PELADO
Fala, Diegão. Cheguei, irmão.
Peguei um trânsito enorme do aeroporto pra cá.
Por isso que eu demorei.
Agner, meu amigo maravilhoso.
Eu não sabia que você ia chegar tão cedo.
Como é que foi o intercâmbio? Cara, dá aqui
-um abraço de verdade, de amigo. -Não encosta em mim, não.
O que está acontecendo aqui?
Está tudo bagunçado, né? Olha, a gente põe uma musiquinha
e vamos arrumar isso aqui devagarinho.
Eu estou pouco me fodendo pra essas meias em cima do sofá.
Eu quero saber por que você está pelado no meio da sala.
Pô, cara, desde que você saiu pra viajar,
um calor do caralho no Rio de Janeiro.
Eu aderi a esse movimento maravilhoso de ficar sem roupa
dentro de casa, pelado.
Pelado, peladinho pelado, peladinho
Agora roupa, pra mim, é igual cachorro.
Adoro, mas dentro de casa, é complicado.
-Te incomoda, parceria? -Não, imagina. Imagina.
Eu só estou tapando os olhos aqui por causa da claridade.
-É claro que incomoda, porra. -Poxa, cara.
Rio de Janeiro, veraozão, 42° C,
sensação térmica de calor do caralho.
Se eu boto um short, uma bermuda, a minha pressão vai descer aqui.
Eu não estou nem aí pra previsão do tempo.
Eu só estou te pedindo pra vestir alguma coisa,
pra gente poder conversar e eu conseguir
descansar sem ter ânsia de vômito olhando
-pras tuas partes íntimas aí, pô. -Eu aceito o seu desabafo, cara.
Mas eu preciso te dizer uma coisa.
Eu viciei nesse estilo de vida.
Você não tem do que é acabar uma reunião...

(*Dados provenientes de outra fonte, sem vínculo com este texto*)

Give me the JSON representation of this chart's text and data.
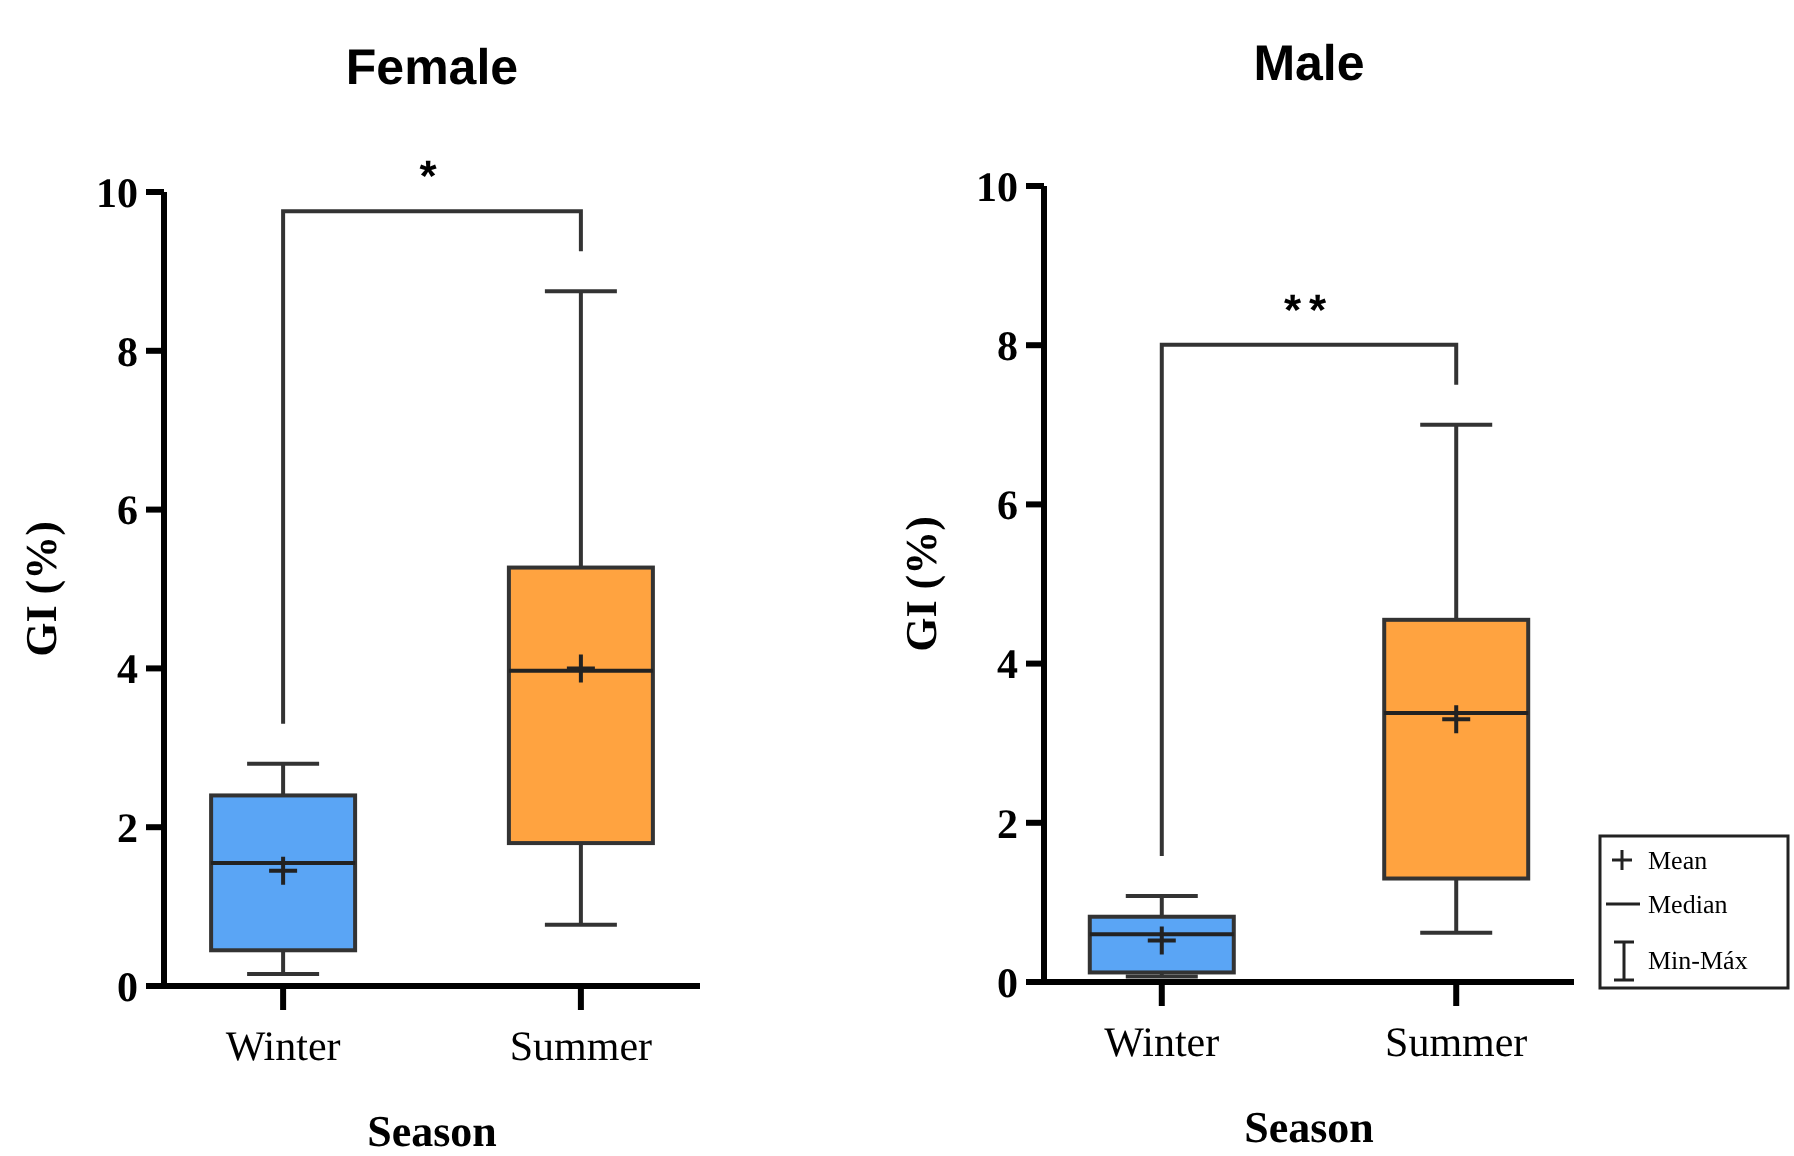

tensa e chegar na sua geladeira.
Você abraça a sua geladeira, você agradece a sua geladeira.
Você abre ela e olha.
Ela te dá vida. E você vive esse refresco.
Isso daqui, você se joga pra ela de verdade,
ou, então, você fica de bruços no chão.
Vem aquele vapor gelado, refrescante, cheiro de comida.
Meu amigo,
-isso entra na sua alma. -Parabéns.
Você está romantizando ficar pelado.
Você é o Vinicius de Moraes sem cueca.
Olha só, aplausos pra você, mas não estou te pedindo
pra botar um moletom, não, irmão.
Estou te pedindo pra botar, pelo menos, um short.
E, se possível, não abraçar mais a minha geladeira
-porque eu também uso. -Você não pode pedir isso, cara.
Eu pago 50% do aluguel dessa casa.
É um direito meu eu ficar pelado.
Se eu quiser usar sunga, sunkini, calça, shortinho,
pulseirinha de equilíbrio, você não pode se meter.
Aí, na boa, você é a pior pessoa no mundo pra dividir apê, cara.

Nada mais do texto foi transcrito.